Too many relationships are started with Eros only, it's not enough and it's not all God intended love to be. Without the philio of friendship it will be hollow, but without the descision to love someone with agape love it will ultimately be doomed.
You may not be able to choose who you are physically attracted to, but you can choose who you fall in love with. Once you are married you will meet other people in your life that you possibly could have married if you were single, you may even start to have feelings for someone else, but you then choose whether you allow those thoughts to take root, you choose whether to love them.
Love is not an emotion, as the bible tells us in 1 Cor 13,
4Love endures long and is patient and kind; love never is envious nor boils over with jealousy, is not boastful or vainglorious, does not display itself haughtily.
5It is not conceited (arrogant and inflated with pride); it is not rude (unmannerly) and does not act unbecomingly. Love (God's love in us) does not insist on its own rights or its own way, for it is not self-seeking; it is not touchy or fretful or resentful; it takes no account of the evil done to it [it pays no attention to a suffered wrong].
6It does not rejoice at injustice and unrighteousness, but rejoices when right and truth prevail.

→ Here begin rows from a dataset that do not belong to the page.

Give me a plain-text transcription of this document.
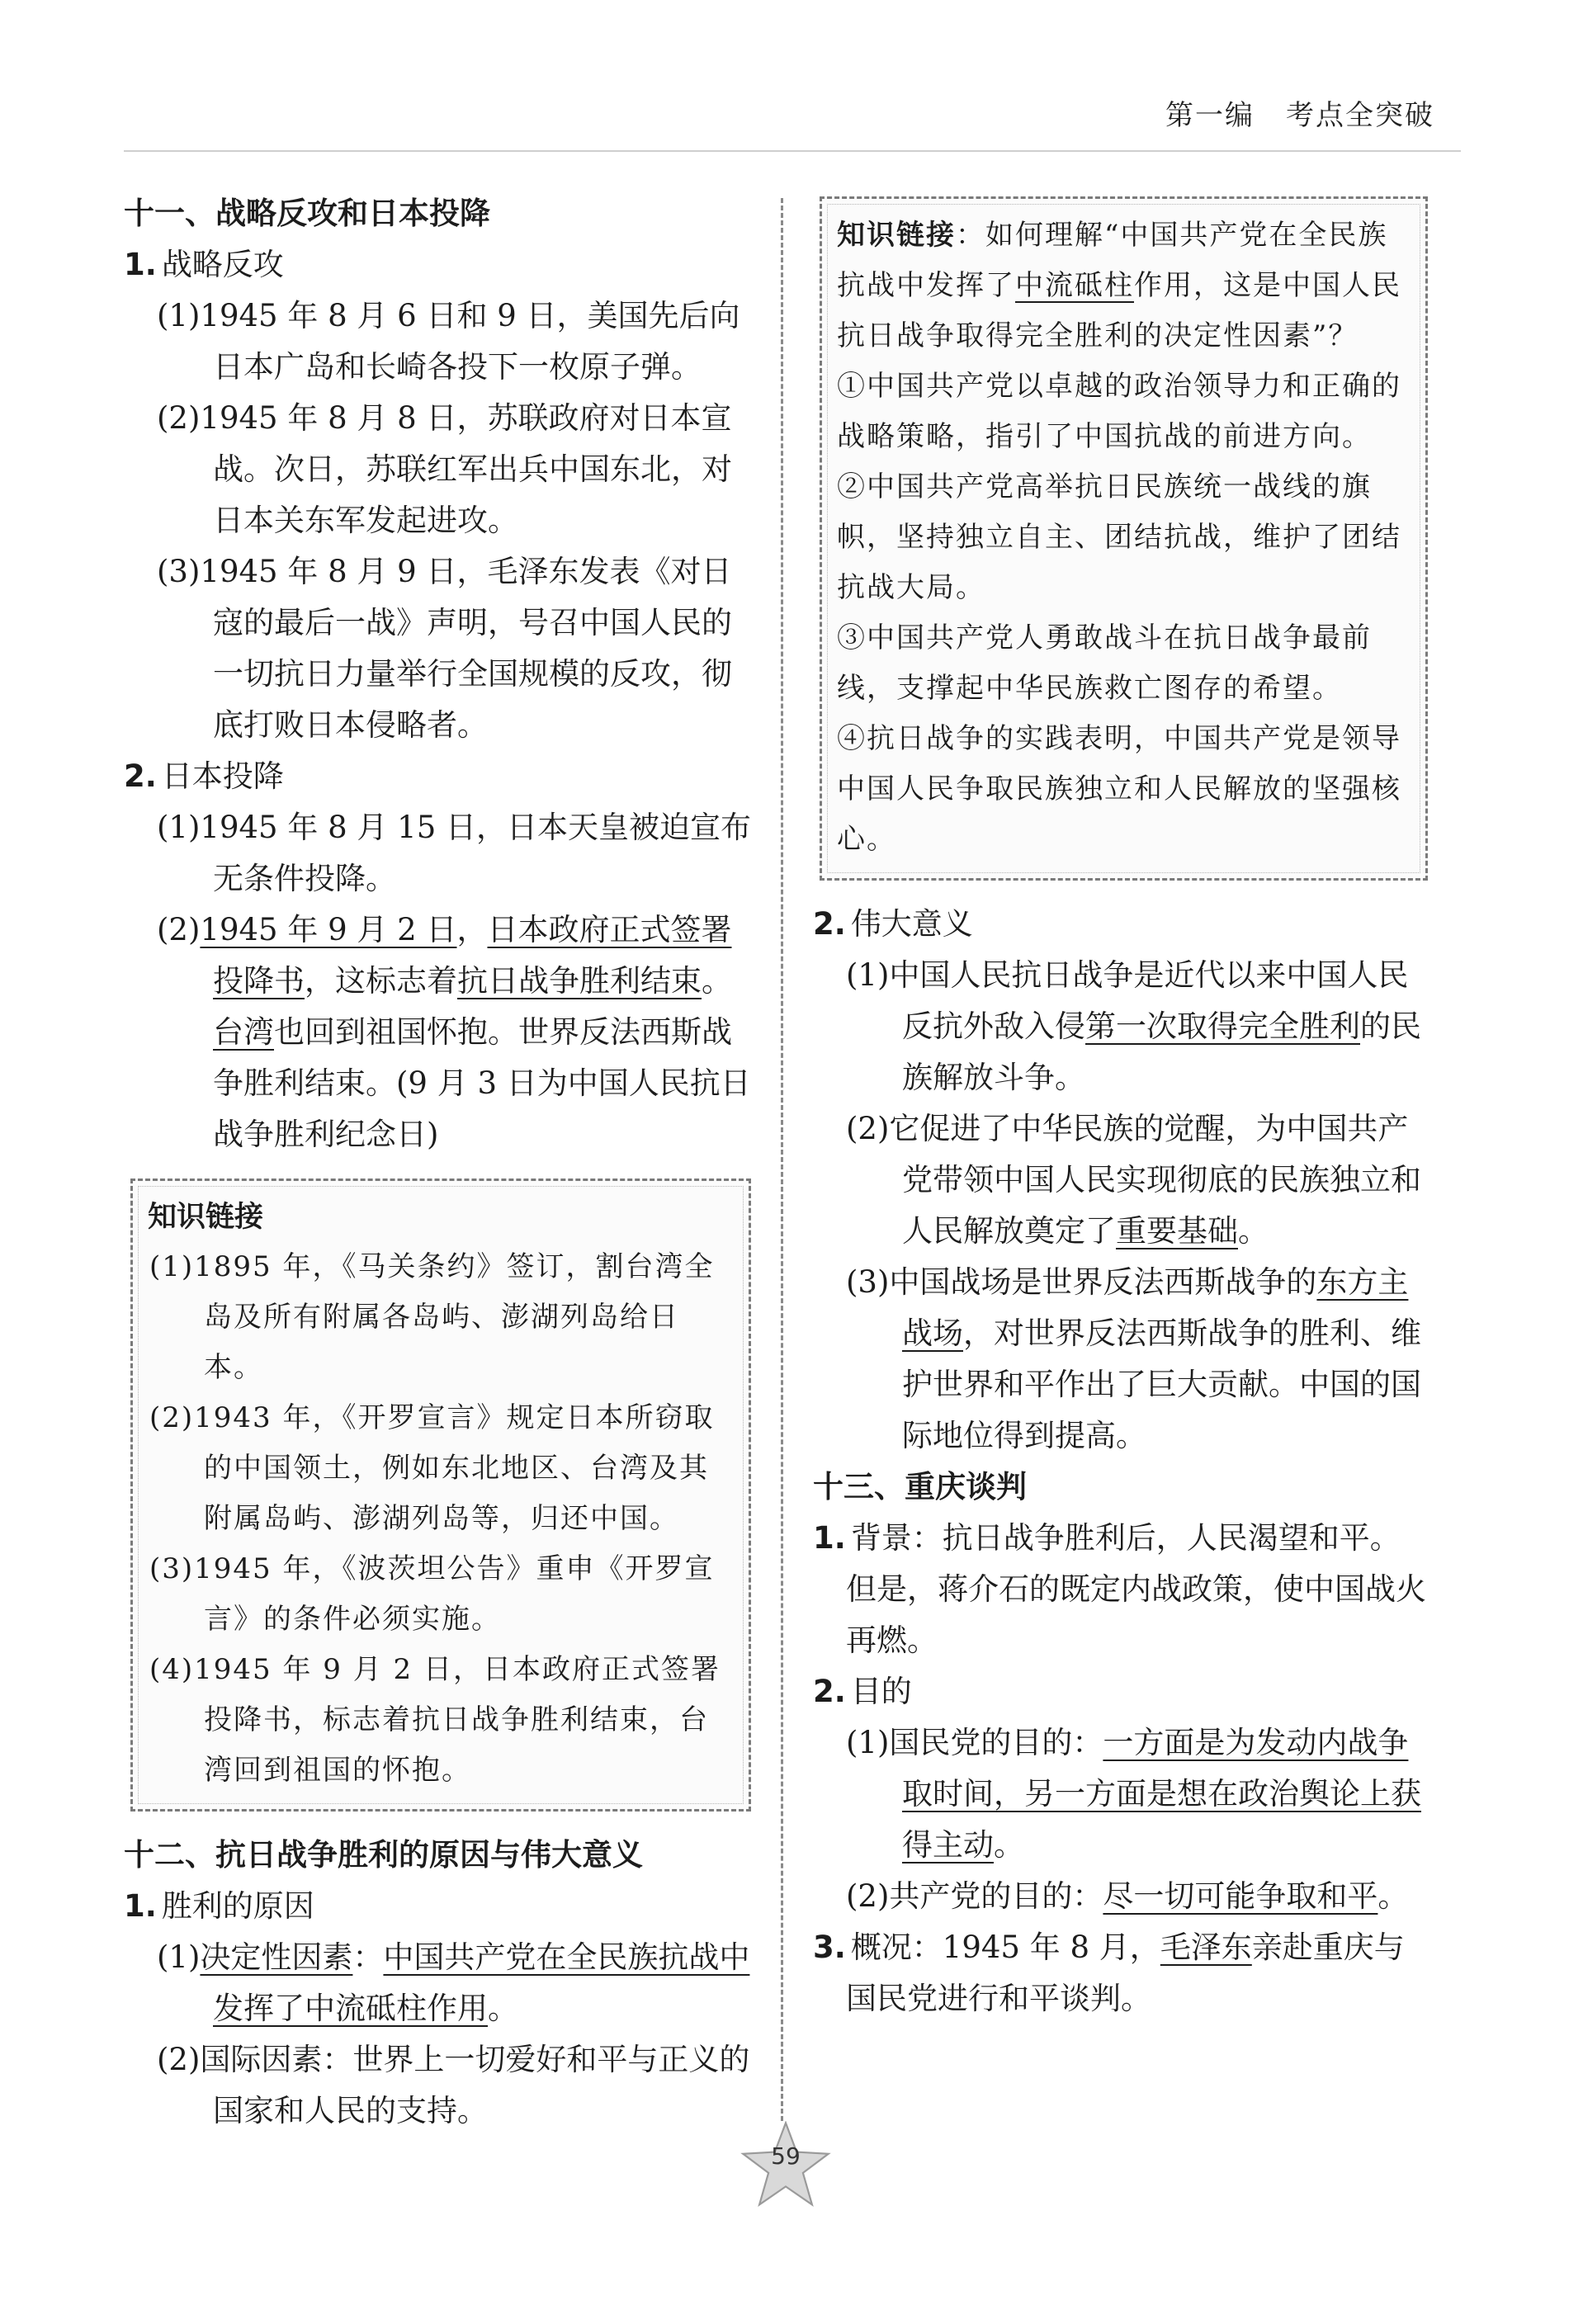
第一编 考点全突破

十一、战略反攻和日本投降

1. 战略反攻

(1)1945 年 8 月 6 日和 9 日，美国先后向日本广岛和长崎各投下一枚原子弹。

(2)1945 年 8 月 8 日，苏联政府对日本宣战。次日，苏联红军出兵中国东北，对日本关东军发起进攻。

(3)1945 年 8 月 9 日，毛泽东发表《对日寇的最后一战》声明，号召中国人民的一切抗日力量举行全国规模的反攻，彻底打败日本侵略者。

2. 日本投降

(1)1945 年 8 月 15 日，日本天皇被迫宣布无条件投降。

(2)1945 年 9 月 2 日，日本政府正式签署投降书，这标志着抗日战争胜利结束。台湾也回到祖国怀抱。世界反法西斯战争胜利结束。(9 月 3 日为中国人民抗日战争胜利纪念日)

知识链接

(1)1895 年，《马关条约》签订，割台湾全岛及所有附属各岛屿、澎湖列岛给日本。

(2)1943 年，《开罗宣言》规定日本所窃取的中国领土，例如东北地区、台湾及其附属岛屿、澎湖列岛等，归还中国。

(3)1945 年，《波茨坦公告》重申《开罗宣言》的条件必须实施。

(4)1945 年 9 月 2 日，日本政府正式签署投降书，标志着抗日战争胜利结束，台湾回到祖国的怀抱。

十二、抗日战争胜利的原因与伟大意义

1. 胜利的原因

(1)决定性因素：中国共产党在全民族抗战中发挥了中流砥柱作用。

(2)国际因素：世界上一切爱好和平与正义的国家和人民的支持。

知识链接：如何理解“中国共产党在全民族抗战中发挥了中流砥柱作用，这是中国人民抗日战争取得完全胜利的决定性因素”？

①中国共产党以卓越的政治领导力和正确的战略策略，指引了中国抗战的前进方向。

②中国共产党高举抗日民族统一战线的旗帜，坚持独立自主、团结抗战，维护了团结抗战大局。

③中国共产党人勇敢战斗在抗日战争最前线，支撑起中华民族救亡图存的希望。

④抗日战争的实践表明，中国共产党是领导中国人民争取民族独立和人民解放的坚强核心。

2. 伟大意义

(1)中国人民抗日战争是近代以来中国人民反抗外敌入侵第一次取得完全胜利的民族解放斗争。

(2)它促进了中华民族的觉醒，为中国共产党带领中国人民实现彻底的民族独立和人民解放奠定了重要基础。

(3)中国战场是世界反法西斯战争的东方主战场，对世界反法西斯战争的胜利、维护世界和平作出了巨大贡献。中国的国际地位得到提高。

十三、重庆谈判

1. 背景：抗日战争胜利后，人民渴望和平。但是，蒋介石的既定内战政策，使中国战火再燃。

2. 目的

(1)国民党的目的：一方面是为发动内战争取时间，另一方面是想在政治舆论上获得主动。

(2)共产党的目的：尽一切可能争取和平。

3. 概况：1945 年 8 月，毛泽东亲赴重庆与国民党进行和平谈判。

59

7Love bears up under anything and everything that comes, is ever ready to believe the best of every person, its hopes are fadeless under all circumstances, and it endures everything [without weakening].
It doesn't mention emotions and fizzy feelings, rather practical things that we choose to do, we choose to believe the best in someone, or be less self-seeking for example. That kind of love takes a decision and takes alot of prayer, it doesn't accidentaly happen to us.
Consider this (reportedlt true) story, a man is on the verge of divorce and goes to see his pastor to discuss his doomed marriage. The pastor listens to the whole sorry story about how the man np longer loves his wife, and says 'Go home and love your wife' the man is upset at this advice and says, 'I have just told you I don't love her anymore'. Again the pastor says, 'I heard you, now go home and love your wife' the man is getting pretty upset now and says, 'haven't you been listening to me, I don;t love her anymore!!' the pastors says, ' I have been listening and I am saying, go home and love your wife'. The man is now very exasperated, 'pastor, I don't mean to be rude, but you don't understand, I DON'T LOVE HER ANYMORE'. THe pastor smiles and sayd 'it is you who doesn't understand, love is not an emotion, it's a choice, now go home and LOVE her'...... the man goes away and deliberately loves his wife according to the bible... the emotions come back and the marriage is saved.